What does the Percentage Sampling Transformation do?
This component is very simple – it splits a dataset by randomly directing rows to one of two possible outputs (as you can see in example 2 in the package, you can use just a single output if you want). All you need to decide is in what proportion (as a whole percentage) you want the rows split into the two output data flows. In the picture below you see the configuration options – the percentage split, the names of the two outputs and the Random Seed.
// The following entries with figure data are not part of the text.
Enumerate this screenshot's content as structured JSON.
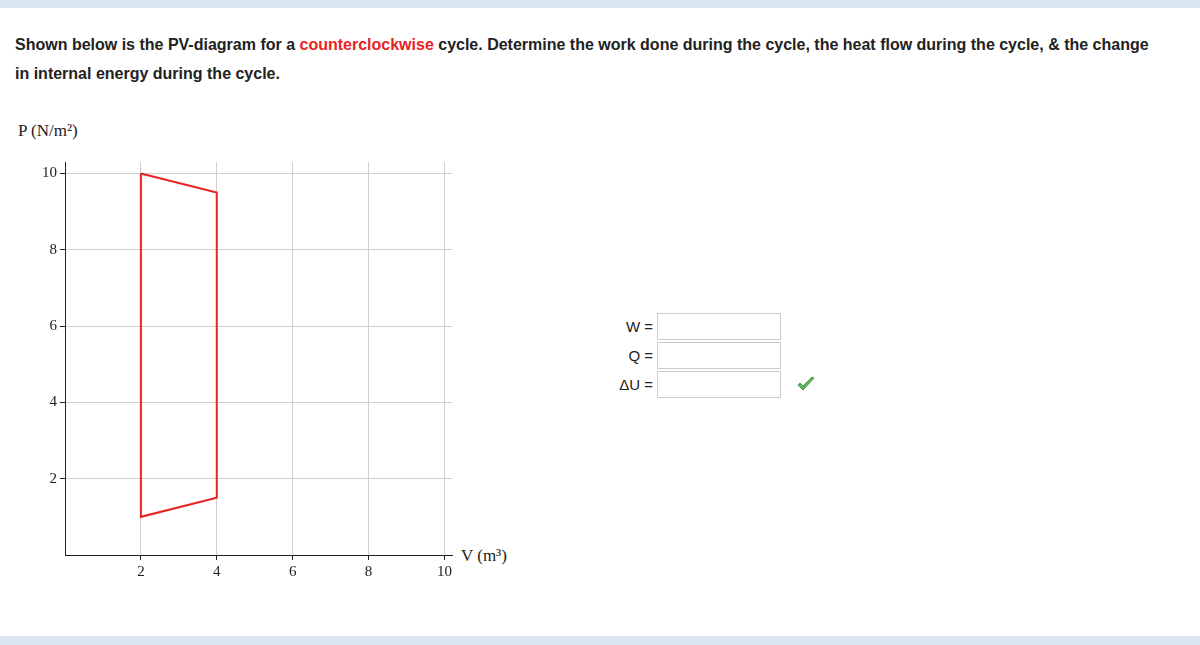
{
  "question": {
    "before": "Shown below is the PV-diagram for a ",
    "highlight": "counterclockwise",
    "after": " cycle. Determine the work done during the cycle, the heat flow during the cycle, & the change in internal energy during the cycle."
  },
  "chart_data": {
    "type": "line",
    "x_label": "V (m³)",
    "y_label": "P (N/m²)",
    "series": [
      {
        "color": "#e8221f",
        "x": [
          2,
          4,
          4,
          2,
          2
        ],
        "values": [
          10,
          9.5,
          1.5,
          1,
          10
        ]
      }
    ],
    "xlim": [
      0,
      10.2
    ],
    "ylim": [
      0,
      10.3
    ],
    "xticks": [
      2,
      4,
      6,
      8,
      10
    ],
    "yticks": [
      2,
      4,
      6,
      8,
      10
    ],
    "grid": true
  },
  "form": {
    "fields": [
      {
        "label": "W =",
        "correct": false
      },
      {
        "label": "Q =",
        "correct": false
      },
      {
        "label": "ΔU =",
        "correct": true
      }
    ]
  }
}
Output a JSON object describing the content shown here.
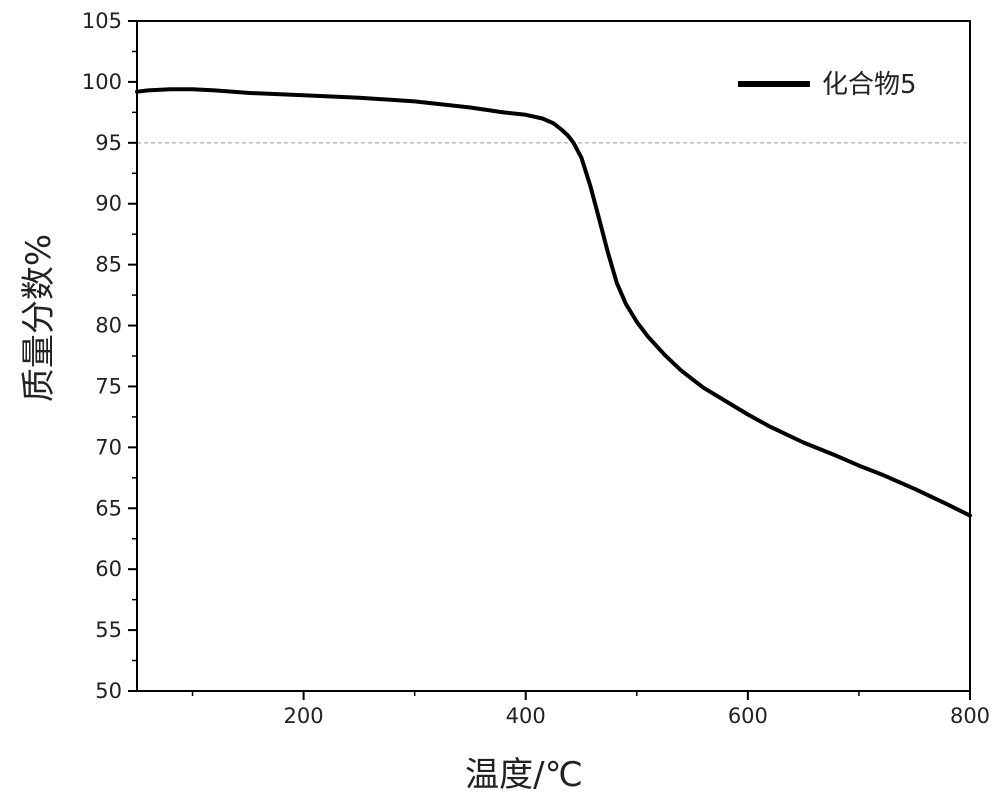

The effect of the Random Seed can be seen in the sample package – if you run it multiple times you will get different results for the split each time, as each time you run it the Random Seed is different because the package decides what it is based on the tick count of the operating system (and no, I don’t know what that is either!). Note that in the example even though the percentage sample is set to 30% it’s unusual for the output rows to be split exactly 30:70. This is because the rows are allocated to an output by a throw of the randomisers dice. If you set a value for the Random Seed you fix the results of the throws and will always get the same rows sent to the same outputs, though there is still no guarantee it will be 30:70. As the data set you split gets bigger, the impact of this effect will be less significant.
Where would you use this transformation?
The main use for this as far as Microsoft is concerned is carving up data sets for Data Mining into training and test cases. But anywhere you need to divide a dataset truly randomly – e.g. separating out customers for a different target mailing – this is the component for the job.